How can government be made more user-friendly and to work better for everybody? That’s the question that seems to motivate Jennifer Pahlka, founder of Code for America and this EconTalk guest. As you might expect, there’s some divergence in Pahlka’s and Roberts’s views as to what government ought to do, and I suspect the same holds true of you.

1. Code for America’s website claims, “The two biggest levers for improving people’s lives at scale are technology and government.” To what extent do you believe this to be true?2. How does Pahlka describe the use of empathy in guiding Code for America’s project designs? Is this the same sort of empathy Paul Bloom recently spoke with Roberts about? Is Bloom’s empathy more dangerous in the public or private sector? Is Pahlka’s private sector empathy transferable to the public sector?

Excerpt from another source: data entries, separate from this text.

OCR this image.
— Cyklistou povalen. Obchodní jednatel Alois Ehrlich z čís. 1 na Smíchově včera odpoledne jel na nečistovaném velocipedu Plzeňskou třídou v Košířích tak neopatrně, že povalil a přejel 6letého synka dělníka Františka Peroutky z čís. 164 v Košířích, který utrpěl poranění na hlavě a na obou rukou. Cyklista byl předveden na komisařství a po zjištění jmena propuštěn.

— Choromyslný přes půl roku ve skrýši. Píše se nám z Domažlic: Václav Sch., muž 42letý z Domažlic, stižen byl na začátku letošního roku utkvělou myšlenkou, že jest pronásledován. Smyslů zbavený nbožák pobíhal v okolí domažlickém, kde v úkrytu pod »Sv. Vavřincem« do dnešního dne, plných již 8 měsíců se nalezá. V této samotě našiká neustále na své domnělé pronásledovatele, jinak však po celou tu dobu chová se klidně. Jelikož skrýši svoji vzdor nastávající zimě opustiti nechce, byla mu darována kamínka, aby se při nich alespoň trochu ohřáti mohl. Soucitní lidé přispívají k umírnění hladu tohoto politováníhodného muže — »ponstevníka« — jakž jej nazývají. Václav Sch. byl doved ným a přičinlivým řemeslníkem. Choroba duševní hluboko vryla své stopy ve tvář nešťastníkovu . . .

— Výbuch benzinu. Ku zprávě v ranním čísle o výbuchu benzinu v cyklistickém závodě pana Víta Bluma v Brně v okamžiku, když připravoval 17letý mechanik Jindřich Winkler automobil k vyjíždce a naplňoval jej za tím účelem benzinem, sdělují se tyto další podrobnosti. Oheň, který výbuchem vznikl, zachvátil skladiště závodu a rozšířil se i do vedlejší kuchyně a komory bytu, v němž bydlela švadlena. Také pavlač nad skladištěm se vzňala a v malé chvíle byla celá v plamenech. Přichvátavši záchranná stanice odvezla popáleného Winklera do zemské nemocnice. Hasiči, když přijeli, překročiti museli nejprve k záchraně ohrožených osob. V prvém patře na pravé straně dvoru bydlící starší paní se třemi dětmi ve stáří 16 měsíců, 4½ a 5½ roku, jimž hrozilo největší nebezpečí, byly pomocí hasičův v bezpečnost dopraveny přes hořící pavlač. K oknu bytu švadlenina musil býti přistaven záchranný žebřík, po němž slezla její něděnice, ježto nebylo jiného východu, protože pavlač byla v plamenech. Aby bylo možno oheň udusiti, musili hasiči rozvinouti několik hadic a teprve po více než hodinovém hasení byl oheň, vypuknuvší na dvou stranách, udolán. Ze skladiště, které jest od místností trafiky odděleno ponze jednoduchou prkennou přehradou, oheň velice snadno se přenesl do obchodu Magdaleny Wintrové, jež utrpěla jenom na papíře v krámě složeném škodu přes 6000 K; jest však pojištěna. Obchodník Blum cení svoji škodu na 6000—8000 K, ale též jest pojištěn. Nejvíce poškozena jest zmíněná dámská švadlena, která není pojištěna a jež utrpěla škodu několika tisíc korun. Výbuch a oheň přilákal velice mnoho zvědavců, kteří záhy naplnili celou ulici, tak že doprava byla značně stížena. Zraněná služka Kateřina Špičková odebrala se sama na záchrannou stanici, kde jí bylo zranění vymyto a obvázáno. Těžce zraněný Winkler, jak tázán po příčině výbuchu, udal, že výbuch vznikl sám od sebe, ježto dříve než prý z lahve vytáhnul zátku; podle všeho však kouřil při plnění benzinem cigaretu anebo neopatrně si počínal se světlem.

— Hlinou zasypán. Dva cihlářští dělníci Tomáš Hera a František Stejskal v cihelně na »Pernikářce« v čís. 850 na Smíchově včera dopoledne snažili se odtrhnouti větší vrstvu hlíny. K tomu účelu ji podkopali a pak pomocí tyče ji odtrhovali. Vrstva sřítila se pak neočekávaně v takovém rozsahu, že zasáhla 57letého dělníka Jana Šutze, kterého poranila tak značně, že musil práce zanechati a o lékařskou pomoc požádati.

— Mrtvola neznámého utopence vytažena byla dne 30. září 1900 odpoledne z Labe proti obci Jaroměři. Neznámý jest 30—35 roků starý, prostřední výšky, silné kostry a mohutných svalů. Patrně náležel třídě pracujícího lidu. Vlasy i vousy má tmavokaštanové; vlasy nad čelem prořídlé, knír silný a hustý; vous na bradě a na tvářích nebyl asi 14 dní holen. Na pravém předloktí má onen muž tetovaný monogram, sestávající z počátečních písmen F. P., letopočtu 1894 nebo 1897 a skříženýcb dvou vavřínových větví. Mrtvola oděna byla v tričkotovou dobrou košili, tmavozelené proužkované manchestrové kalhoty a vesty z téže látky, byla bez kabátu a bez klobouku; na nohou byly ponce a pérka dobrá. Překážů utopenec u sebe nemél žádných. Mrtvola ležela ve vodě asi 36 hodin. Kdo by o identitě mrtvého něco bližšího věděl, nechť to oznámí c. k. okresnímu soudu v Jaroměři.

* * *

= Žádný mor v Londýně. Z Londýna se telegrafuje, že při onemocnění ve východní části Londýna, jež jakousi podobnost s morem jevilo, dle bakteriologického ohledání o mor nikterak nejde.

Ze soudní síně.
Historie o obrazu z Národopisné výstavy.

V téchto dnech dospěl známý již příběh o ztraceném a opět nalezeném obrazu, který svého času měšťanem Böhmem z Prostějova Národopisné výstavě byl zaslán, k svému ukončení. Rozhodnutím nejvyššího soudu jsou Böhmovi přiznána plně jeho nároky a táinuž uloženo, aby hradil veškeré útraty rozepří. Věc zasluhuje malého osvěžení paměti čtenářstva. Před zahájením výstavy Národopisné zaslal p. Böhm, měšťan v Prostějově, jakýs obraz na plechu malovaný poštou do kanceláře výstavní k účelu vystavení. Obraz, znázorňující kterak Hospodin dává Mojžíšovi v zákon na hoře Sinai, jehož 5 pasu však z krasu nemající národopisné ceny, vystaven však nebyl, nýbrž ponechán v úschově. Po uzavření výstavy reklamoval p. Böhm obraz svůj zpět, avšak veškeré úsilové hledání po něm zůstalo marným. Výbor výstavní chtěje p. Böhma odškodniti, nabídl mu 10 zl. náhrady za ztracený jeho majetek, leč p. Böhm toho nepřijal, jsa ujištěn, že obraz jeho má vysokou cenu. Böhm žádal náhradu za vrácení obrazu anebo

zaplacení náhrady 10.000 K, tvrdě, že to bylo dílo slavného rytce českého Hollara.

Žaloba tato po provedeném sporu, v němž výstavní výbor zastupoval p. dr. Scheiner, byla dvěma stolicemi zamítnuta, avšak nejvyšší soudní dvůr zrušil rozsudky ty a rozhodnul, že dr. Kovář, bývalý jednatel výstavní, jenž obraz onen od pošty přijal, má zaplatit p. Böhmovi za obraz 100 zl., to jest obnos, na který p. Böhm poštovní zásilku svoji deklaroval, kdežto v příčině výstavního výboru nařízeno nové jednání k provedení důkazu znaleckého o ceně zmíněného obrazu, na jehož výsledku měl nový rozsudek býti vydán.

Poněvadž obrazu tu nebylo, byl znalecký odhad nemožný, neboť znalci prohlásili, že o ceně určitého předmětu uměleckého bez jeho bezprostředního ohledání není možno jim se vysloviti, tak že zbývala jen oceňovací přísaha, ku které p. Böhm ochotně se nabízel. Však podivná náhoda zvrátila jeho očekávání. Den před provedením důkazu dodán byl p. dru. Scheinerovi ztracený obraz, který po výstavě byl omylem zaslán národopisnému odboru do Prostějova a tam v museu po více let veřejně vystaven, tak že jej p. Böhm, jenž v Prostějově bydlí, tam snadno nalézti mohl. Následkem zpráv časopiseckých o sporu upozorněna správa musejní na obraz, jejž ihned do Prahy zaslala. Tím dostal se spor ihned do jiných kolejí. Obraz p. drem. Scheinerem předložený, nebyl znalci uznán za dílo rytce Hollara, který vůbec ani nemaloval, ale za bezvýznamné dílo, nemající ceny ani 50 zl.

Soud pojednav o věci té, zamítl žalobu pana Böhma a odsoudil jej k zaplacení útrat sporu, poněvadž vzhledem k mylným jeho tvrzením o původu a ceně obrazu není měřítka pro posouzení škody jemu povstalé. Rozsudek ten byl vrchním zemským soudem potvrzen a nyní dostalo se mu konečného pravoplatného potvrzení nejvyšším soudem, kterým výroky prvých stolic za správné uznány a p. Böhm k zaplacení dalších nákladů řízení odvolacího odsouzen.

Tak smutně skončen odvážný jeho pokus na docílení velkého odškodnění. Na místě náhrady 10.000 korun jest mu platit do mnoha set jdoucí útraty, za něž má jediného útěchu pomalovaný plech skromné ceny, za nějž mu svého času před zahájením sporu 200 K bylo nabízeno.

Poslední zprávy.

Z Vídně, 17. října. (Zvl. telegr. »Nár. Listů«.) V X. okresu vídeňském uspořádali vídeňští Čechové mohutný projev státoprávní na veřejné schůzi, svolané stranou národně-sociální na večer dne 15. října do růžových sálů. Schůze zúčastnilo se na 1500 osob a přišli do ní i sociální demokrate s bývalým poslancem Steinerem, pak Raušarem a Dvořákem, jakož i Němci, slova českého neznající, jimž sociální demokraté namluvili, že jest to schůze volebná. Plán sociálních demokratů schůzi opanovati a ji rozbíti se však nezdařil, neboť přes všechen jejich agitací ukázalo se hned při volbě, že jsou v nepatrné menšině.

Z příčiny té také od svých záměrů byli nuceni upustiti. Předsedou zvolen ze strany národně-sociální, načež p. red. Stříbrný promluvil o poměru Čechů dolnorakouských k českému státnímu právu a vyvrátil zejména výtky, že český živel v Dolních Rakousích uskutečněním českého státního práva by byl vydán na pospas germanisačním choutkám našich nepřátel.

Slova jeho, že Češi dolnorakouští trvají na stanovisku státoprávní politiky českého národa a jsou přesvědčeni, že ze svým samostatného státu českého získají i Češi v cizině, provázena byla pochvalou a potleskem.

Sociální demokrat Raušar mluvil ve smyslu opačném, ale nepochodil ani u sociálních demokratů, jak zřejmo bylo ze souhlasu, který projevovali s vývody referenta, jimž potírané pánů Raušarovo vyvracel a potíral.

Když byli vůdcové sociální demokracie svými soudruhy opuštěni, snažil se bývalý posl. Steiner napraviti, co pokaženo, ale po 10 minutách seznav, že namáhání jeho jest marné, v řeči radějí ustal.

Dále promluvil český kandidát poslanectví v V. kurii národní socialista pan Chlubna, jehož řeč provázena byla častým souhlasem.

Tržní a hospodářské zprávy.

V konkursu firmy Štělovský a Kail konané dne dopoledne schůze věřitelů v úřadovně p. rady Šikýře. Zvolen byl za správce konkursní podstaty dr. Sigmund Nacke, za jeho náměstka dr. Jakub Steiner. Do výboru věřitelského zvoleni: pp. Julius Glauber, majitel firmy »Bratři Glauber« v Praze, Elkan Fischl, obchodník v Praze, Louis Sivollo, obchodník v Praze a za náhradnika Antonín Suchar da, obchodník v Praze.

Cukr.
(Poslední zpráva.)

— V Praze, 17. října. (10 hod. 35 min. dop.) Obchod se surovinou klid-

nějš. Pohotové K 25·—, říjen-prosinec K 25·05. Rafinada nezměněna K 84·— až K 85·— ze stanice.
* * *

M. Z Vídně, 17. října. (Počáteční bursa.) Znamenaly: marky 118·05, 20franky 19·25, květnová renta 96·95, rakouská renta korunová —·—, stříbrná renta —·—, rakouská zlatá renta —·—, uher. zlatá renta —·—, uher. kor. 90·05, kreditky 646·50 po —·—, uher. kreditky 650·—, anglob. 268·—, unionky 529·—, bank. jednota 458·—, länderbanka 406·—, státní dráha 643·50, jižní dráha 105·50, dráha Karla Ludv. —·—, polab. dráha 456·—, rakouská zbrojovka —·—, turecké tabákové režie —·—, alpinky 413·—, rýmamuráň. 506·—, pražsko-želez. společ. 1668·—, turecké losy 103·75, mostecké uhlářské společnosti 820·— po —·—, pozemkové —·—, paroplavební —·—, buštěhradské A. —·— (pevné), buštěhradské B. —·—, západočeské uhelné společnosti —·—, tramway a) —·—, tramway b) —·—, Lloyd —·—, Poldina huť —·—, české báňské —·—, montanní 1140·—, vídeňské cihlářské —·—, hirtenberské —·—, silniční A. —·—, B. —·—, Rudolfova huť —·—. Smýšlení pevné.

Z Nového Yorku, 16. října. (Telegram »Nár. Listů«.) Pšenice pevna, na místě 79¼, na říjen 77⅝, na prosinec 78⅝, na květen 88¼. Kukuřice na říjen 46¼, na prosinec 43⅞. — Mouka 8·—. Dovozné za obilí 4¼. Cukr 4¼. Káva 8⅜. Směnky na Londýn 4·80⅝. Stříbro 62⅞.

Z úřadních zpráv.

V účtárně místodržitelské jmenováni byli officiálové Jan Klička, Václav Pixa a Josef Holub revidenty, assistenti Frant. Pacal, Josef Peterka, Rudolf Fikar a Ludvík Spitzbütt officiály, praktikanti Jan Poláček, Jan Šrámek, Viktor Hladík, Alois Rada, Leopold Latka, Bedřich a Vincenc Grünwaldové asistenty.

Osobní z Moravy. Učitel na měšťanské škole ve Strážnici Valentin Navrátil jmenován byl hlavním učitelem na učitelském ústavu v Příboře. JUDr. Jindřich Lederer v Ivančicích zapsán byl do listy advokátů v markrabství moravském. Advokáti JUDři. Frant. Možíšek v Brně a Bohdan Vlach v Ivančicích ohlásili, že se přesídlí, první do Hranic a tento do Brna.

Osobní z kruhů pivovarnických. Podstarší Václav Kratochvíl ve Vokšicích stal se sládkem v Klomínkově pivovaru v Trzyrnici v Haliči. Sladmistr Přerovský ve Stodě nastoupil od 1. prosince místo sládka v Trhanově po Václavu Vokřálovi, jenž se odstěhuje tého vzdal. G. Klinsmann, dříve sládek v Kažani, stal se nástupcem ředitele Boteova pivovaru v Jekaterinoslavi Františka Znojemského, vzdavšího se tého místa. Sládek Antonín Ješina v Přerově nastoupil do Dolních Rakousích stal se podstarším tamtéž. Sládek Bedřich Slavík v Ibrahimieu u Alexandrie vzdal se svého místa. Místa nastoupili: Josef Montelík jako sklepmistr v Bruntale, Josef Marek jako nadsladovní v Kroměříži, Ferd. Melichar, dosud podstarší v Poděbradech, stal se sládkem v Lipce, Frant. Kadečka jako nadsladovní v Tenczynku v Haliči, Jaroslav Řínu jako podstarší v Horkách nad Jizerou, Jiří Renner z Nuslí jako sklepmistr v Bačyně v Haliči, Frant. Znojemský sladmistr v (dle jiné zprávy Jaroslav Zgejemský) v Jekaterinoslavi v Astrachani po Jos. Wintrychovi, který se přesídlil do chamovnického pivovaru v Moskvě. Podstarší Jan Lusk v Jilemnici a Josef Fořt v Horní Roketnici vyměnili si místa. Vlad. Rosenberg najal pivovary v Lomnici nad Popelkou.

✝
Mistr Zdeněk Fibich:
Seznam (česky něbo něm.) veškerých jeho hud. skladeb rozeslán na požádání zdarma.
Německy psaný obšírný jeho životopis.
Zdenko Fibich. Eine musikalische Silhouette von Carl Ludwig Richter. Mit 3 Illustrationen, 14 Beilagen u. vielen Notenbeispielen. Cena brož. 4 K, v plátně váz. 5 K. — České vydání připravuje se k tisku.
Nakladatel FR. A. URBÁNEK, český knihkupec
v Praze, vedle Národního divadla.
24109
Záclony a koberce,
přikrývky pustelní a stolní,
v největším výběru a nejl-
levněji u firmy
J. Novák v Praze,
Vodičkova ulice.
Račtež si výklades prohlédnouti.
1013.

3. Pahlka and Roberts agree that there’s a distinction between what we can do alone and what we can/must do together, which is where government has its role. How do they differ as to where exactly this line should be drawn? Is it more important to make government more efficient or to make government smaller?

4. Roberts suggests that the sort of “blue-sky thinking” that Code for America employs doesn’t come naturally to government. What reasons does Pahlka offer to explain this, and to what extent do you think she’s correct?

5. How can we make government service “the most honorable profession in the country,” as Pahlka suggests, and to what extent would this be beneficial?